The World Games 2025 dan Dominasi AS: Perkembangan Kompetisi Lacrosse di Level Internasional
The World Games 2025 di Chengdu, China (Juli-Agustus) jadi panggung utama lacrosse sixes wanita—format yang bakal dipakai Olimpiade 2028. AS balas dendam atas kekalahan 2022 dengan hantam Kanada 16-8 di final, raih emas pertama sejak 2017. Pool play ketat: AS kalahkan Irlandia, Australia, dan Ceko; Kanada kuasai Pool A lawan China, Inggris, dan Jepang. Semifinal AS vs Australia berakhir 12-10, sementara Kanada vs Jepang 14-11. Australia rebut perunggu lewat golden goal overtime lawan Jepang 13-12. Tim AS, dipimpin pelatih Jenny Munday, pakai roster campur veteran World Championship dan U20—seperti Izzy Scane dari Northwestern. Event ini, dengan 34 cabang olahraga, tunjukkan lacrosse siap Olimpiade: 132 atlet di LA28, dengan 6 tim pria dan 6 wanita.

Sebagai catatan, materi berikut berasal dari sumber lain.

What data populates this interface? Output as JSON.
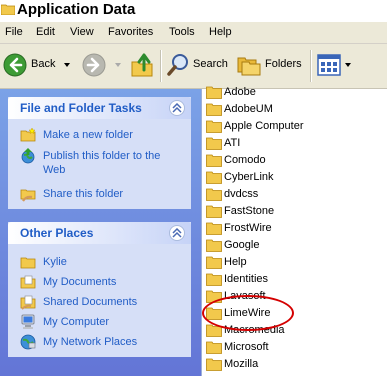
{
  "window": {
    "title": "Application Data"
  },
  "menu": [
    "File",
    "Edit",
    "View",
    "Favorites",
    "Tools",
    "Help"
  ],
  "toolbar": {
    "back": "Back",
    "search": "Search",
    "folders": "Folders"
  },
  "tasks_panel": {
    "title": "File and Folder Tasks",
    "items": [
      {
        "label": "Make a new folder",
        "icon": "new-folder-icon"
      },
      {
        "label": "Publish this folder to the Web",
        "icon": "publish-web-icon"
      },
      {
        "label": "Share this folder",
        "icon": "share-folder-icon"
      }
    ]
  },
  "places_panel": {
    "title": "Other Places",
    "items": [
      {
        "label": "Kylie",
        "icon": "folder-icon"
      },
      {
        "label": "My Documents",
        "icon": "my-documents-icon"
      },
      {
        "label": "Shared Documents",
        "icon": "shared-documents-icon"
      },
      {
        "label": "My Computer",
        "icon": "my-computer-icon"
      },
      {
        "label": "My Network Places",
        "icon": "network-places-icon"
      }
    ]
  },
  "folders": [
    "Adobe",
    "AdobeUM",
    "Apple Computer",
    "ATI",
    "Comodo",
    "CyberLink",
    "dvdcss",
    "FastStone",
    "FrostWire",
    "Google",
    "Help",
    "Identities",
    "Lavasoft",
    "LimeWire",
    "Macromedia",
    "Microsoft",
    "Mozilla"
  ],
  "colors": {
    "highlight": "#d40000",
    "link": "#215dc6",
    "pane": "#6f8fe0"
  }
}
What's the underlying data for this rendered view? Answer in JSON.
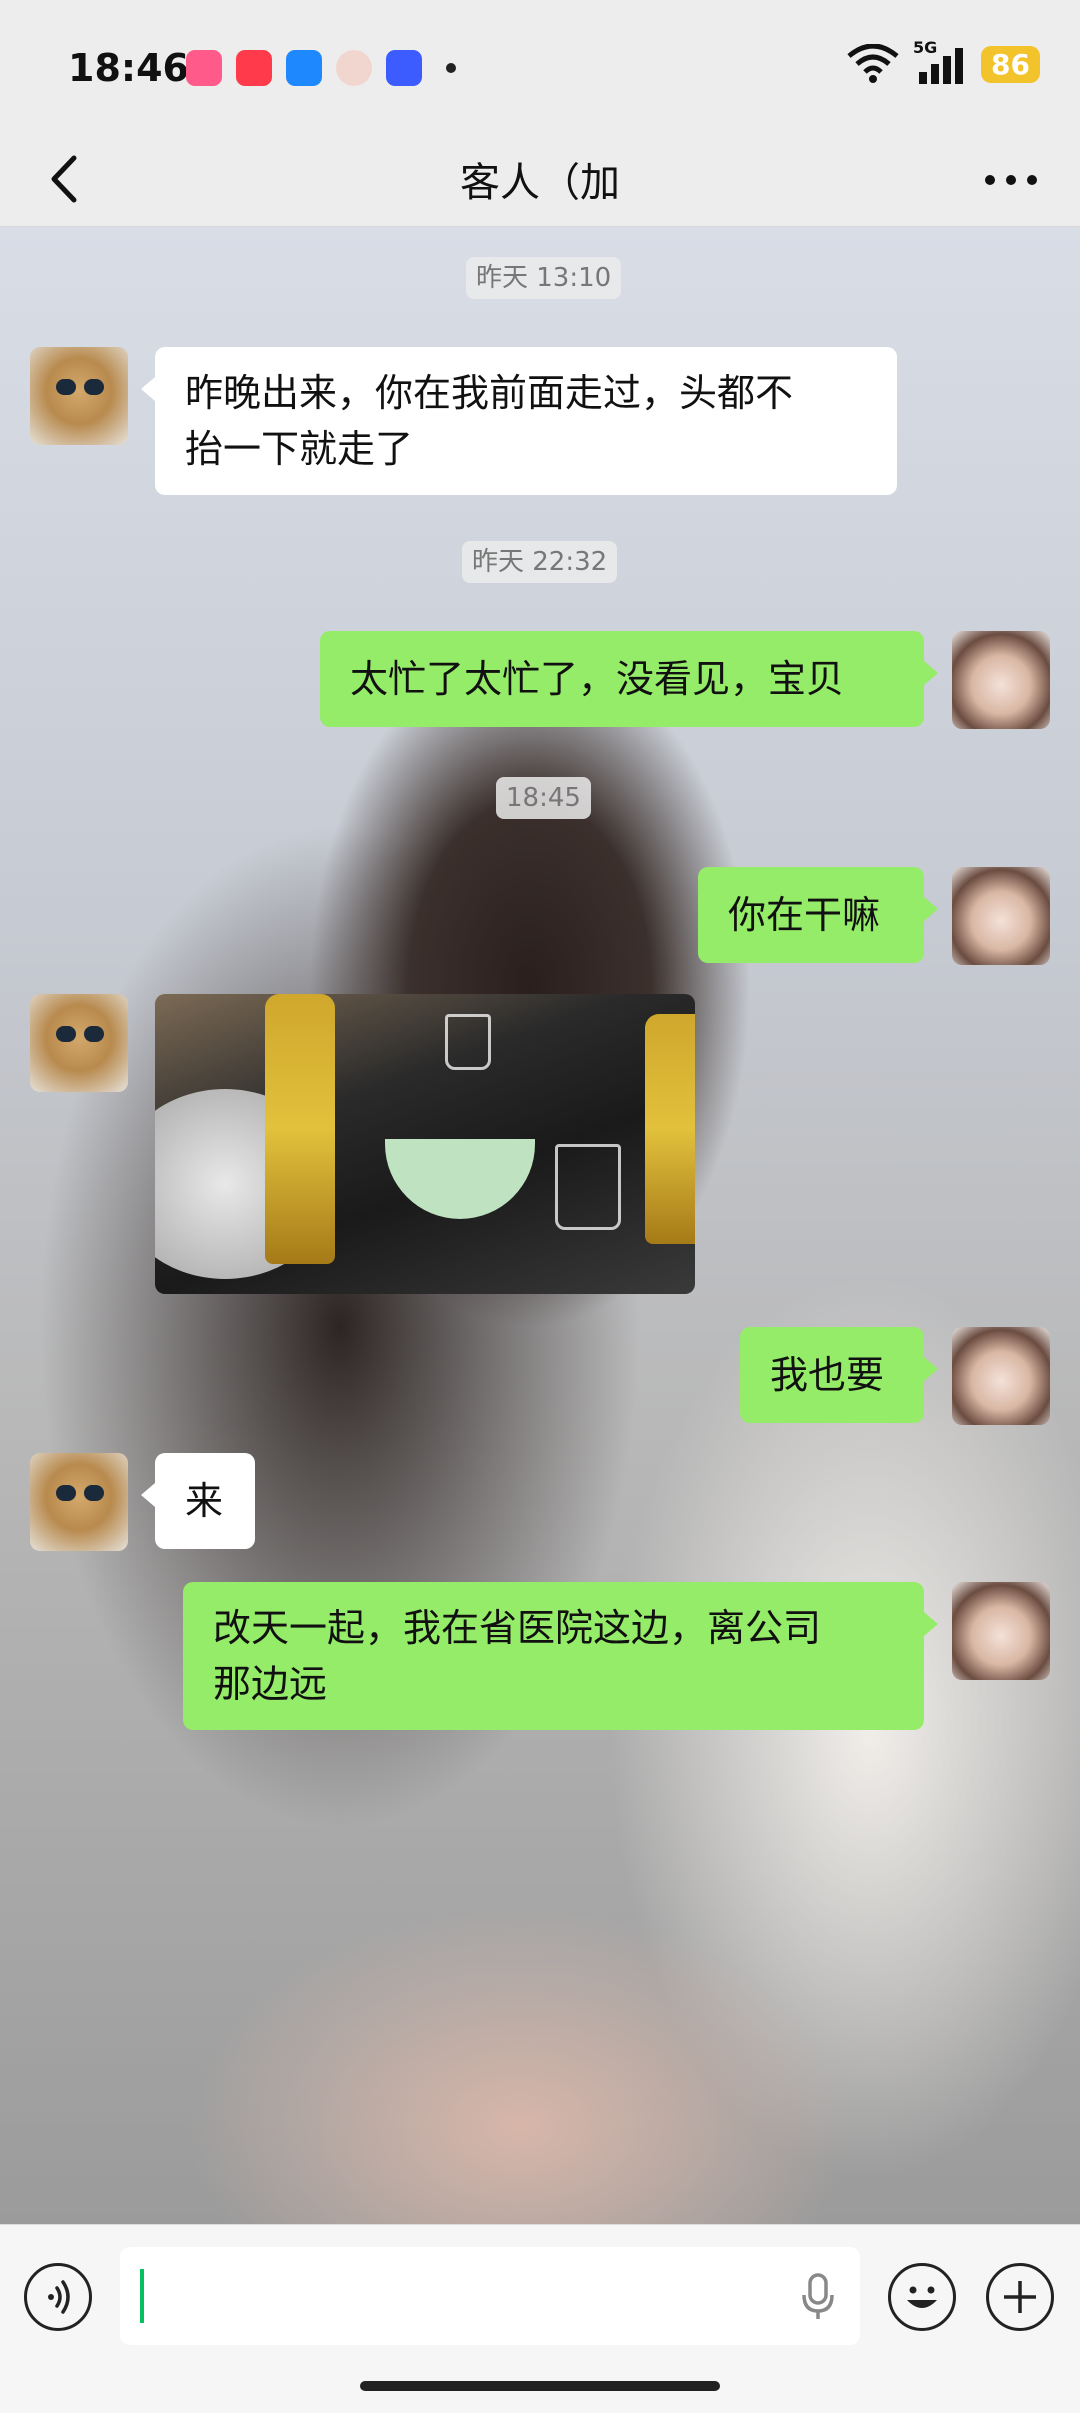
{
  "status_bar": {
    "time": "18:46",
    "network": "5G",
    "battery": "86"
  },
  "header": {
    "title": "客人（加"
  },
  "messages": [
    {
      "type": "timestamp",
      "text": "昨天 13:10"
    },
    {
      "type": "text",
      "from": "contact",
      "text": "昨晚出来，你在我前面走过，头都不抬一下就走了"
    },
    {
      "type": "timestamp",
      "text": "昨天 22:32"
    },
    {
      "type": "text",
      "from": "self",
      "text": "太忙了太忙了，没看见，宝贝"
    },
    {
      "type": "timestamp",
      "text": "18:45"
    },
    {
      "type": "text",
      "from": "self",
      "text": "你在干嘛"
    },
    {
      "type": "image",
      "from": "contact"
    },
    {
      "type": "text",
      "from": "self",
      "text": "我也要"
    },
    {
      "type": "text",
      "from": "contact",
      "text": "来"
    },
    {
      "type": "text",
      "from": "self",
      "text": "改天一起，我在省医院这边，离公司那边远"
    }
  ],
  "message_lines": {
    "m1_line1": "昨晚出来，你在我前面走过，头都不",
    "m1_line2": "抬一下就走了",
    "m9_line1": "改天一起，我在省医院这边，离公司",
    "m9_line2": "那边远"
  },
  "colors": {
    "outgoing_bubble": "#95ec69",
    "incoming_bubble": "#ffffff",
    "battery": "#f3c32b",
    "caret": "#07c160"
  }
}
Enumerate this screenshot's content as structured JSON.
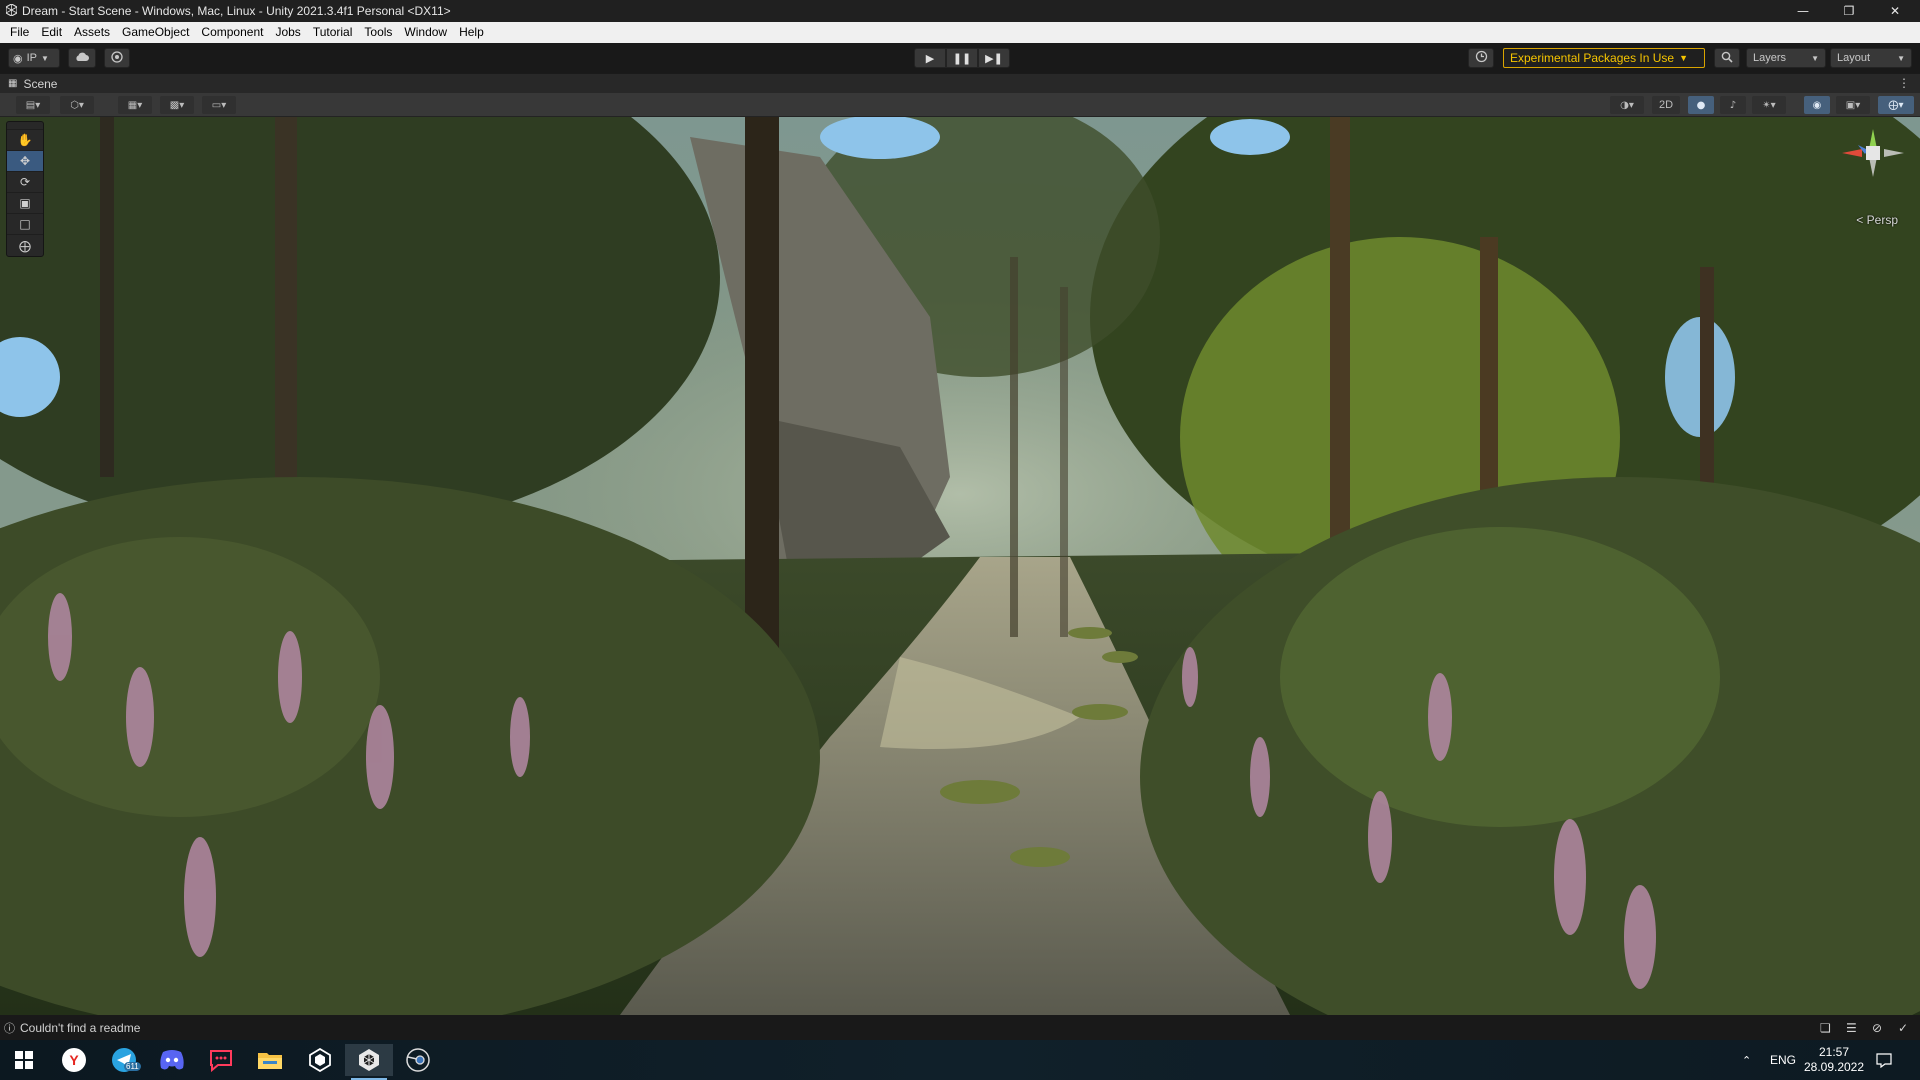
{
  "window": {
    "title": "Dream - Start Scene - Windows, Mac, Linux - Unity 2021.3.4f1 Personal <DX11>",
    "controls": [
      "minimize-icon",
      "restore-icon",
      "close-icon"
    ]
  },
  "menubar": {
    "items": [
      "File",
      "Edit",
      "Assets",
      "GameObject",
      "Component",
      "Jobs",
      "Tutorial",
      "Tools",
      "Window",
      "Help"
    ]
  },
  "toolbar": {
    "account_label": "IP",
    "experimental_label": "Experimental Packages In Use",
    "layers_label": "Layers",
    "layout_label": "Layout"
  },
  "scene": {
    "tab_label": "Scene",
    "mode_2d": "2D",
    "persp_label": "< Persp"
  },
  "status": {
    "message": "Couldn't find a readme"
  },
  "taskbar": {
    "apps": [
      "start-icon",
      "yandex-browser-icon",
      "telegram-icon",
      "discord-icon",
      "chat-app-icon",
      "file-explorer-icon",
      "unity-hub-icon",
      "unity-editor-icon",
      "blender-icon"
    ],
    "telegram_badge": "611",
    "language": "ENG",
    "time": "21:57",
    "date": "28.09.2022"
  },
  "colors": {
    "accent_selected": "#3a5a80",
    "experimental_warning": "#f5c400",
    "editor_bg": "#191919",
    "menubar_bg": "#f0f0f0"
  }
}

Pertumbuhan di Asia dan Amerika
Asia mulai bangkit dengan 2025 Men’s U20 World Championship di Jeju Island, Korea Selatan (Agustus). AS buka lawan Kanada 16 Agustus di Gongcheonpo Training Center, diikuti pertandingan lawan Australia dan Inggris. Korea, tuan rumah, harap lolos ke 2027—mereka debut 2016 dengan peringkat ke-12. Pan-American Women’s Championship di Auburndale, Florida (Juni) jadi kualifikasi Tokyo 2026: AS menang emas, lolos bareng Kanada, Australia, dan Jamaika. Heritage Cup 2025 di Providence, Rhode Island, libatkan 32 tim pria—Armenia rebut gelar pertama kalahkan Irlandia. Event ini, fokus pengembangan diaspora, jadi inkubator talenta untuk Kejuaraan Dunia.
Kesimpulan
Perkembangan kompetisi lacrosse internasional 2025 jadi bukti olahraga ini tak lagi milik AS-Kanada semata—Eropa, Asia, dan Amerika Latin ikut angkat derajat. Dari European Championship yang loloskan 21 tim ke Jepang hingga emas AS di The World Games, momentum menuju Olimpiade 2028 terasa kuat. Partisipasi naik, format sixes populer, dan warisan suku asli tetap jadi jantung permainan. Lacrosse bukan cuma cepat dan keras; ia jadi jembatan budaya global. Dengan 85 negara aktif, masa depan cerah—semoga LA28 jadi pesta terbesar sejak 1904.